エリック・ハイドシェックのベートーヴェン作品2を聴いて思ふ

beethoven_sonatas_heidsieck299森の中の全能者よ!森にいて私は幸福である。一つ一つの樹が(神よ)おんみを通じて語る。おお、神よ、何たるすばらしさ!この森の高いところに静かさがある―神に仕える静かさが。
(1815年「ベートーヴェンの手記」より)
ロマン・ロラン著/片山敏彦訳「ベートーヴェンの生涯」(岩波文庫)P172

ベートーヴェンはいつの時代も、どんな時も光と翳の両方を捉える。
大自然とのつながりを求め、森の安寧から、そして樹々の木漏れ日からインスピレーションを得たその作品は真に神々しい。

ほぼ同時に創作され、ハイドンに捧げられたヘ短調作品2-1とハ長調作品2-3は、例によって正反対の性質はベートーヴェンの常套であり、既に後年の楽聖ならではの天才を獲得する。

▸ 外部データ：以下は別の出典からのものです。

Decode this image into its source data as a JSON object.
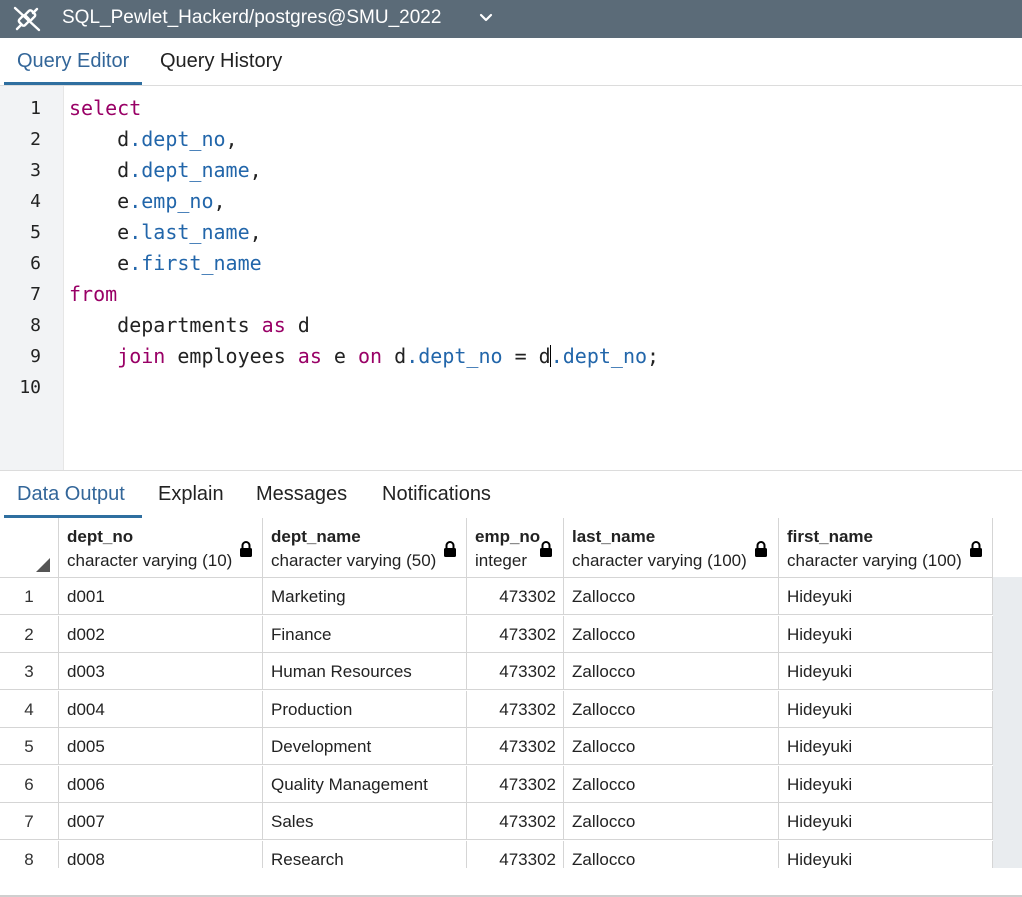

ハ長調ソナタ第1楽章アレグロ・コン・ブリオの雄渾かつ見事な飛翔!!ここはエリック・ハイドシェックの緻密な指使いと天才的ひらめきの勝利。若きベートーヴェンの光が炸裂する。第2楽章アダージョのゆったりとした囁き、特に主題が長調から短調へと移ろう(「月光」ソナタにも通じる)妙味はハイドシェックならでは。哀しくも美しい・・・。

ここで「ジャン・クリストフ」をひもとく。

私は夢想する時、常に自分の感じてることだけを表白しはしない。私は言葉にそれと言わないで、苦しんだり喜んだりする。しかし、それを言わないではおられない瞬間も、別になんの考えもなく歌わないではおられない瞬間も、やってくる。時としては、ぼんやりした言葉、取り留めもない文句、にすぎないこともある。時としては、まとまった詩のこともある。それからまた、私はまた夢想を始める。そういうふうにして一日は過ぎ去る。そして実際、私が表現しようと思ったのは、一日をである。何故に、歌あるいは前奏曲ばかりを集めるのか?それほど不自然で不調和なものはない。魂の自由な動作を伝えようとつとめなければいけない。
ロマン・ロラン作/豊島与志雄訳「ジャン・クリストフ」第3巻(岩波文庫)P199-200

ベートーヴェンも(?)クリストフ同様「一日」を表現しようとしていたのではなかろうか。ロマン・ロランの読みの深さなり。

ベートーヴェン:
・ピアノ・ソナタ第1番ヘ短調作品2-1
・ピアノ・ソナタ第2番イ長調作品2-2
・ピアノ・ソナタ第3番ハ長調作品2-3
エリック・ハイドシェック(ピアノ)

ヘ長調作品2-1に、若きベートーヴェンの老練の陰翳を想像する。例えば、15歳の時に書いたという第2楽章アダージョ主題の素朴さ、そしてコーダのニュアンス豊かな音色に心動く。第3楽章メヌエットを経て、終楽章プレスティッシモは、いかにもベートーヴェン的な激しくも喜びに溢れた音楽。
そして、イ長調作品2-2第2楽章ラルゴ・アパッショナートの静けさと優美さ。
ベートーヴェンは森の中で何を想うのか?

若きハイドシェックのこの全集は、賛否両論の感があるが、僕は賛同派。
なぜなら、ハイドシェックの音楽はいつの時代もハイドシェックの音楽だから。音楽が常に生き、エネルギーがほとばしり、光と翳の対比、繊細さ、ニュアンスの妙は他のどんなピアニストにもない驚きを与えてくれる。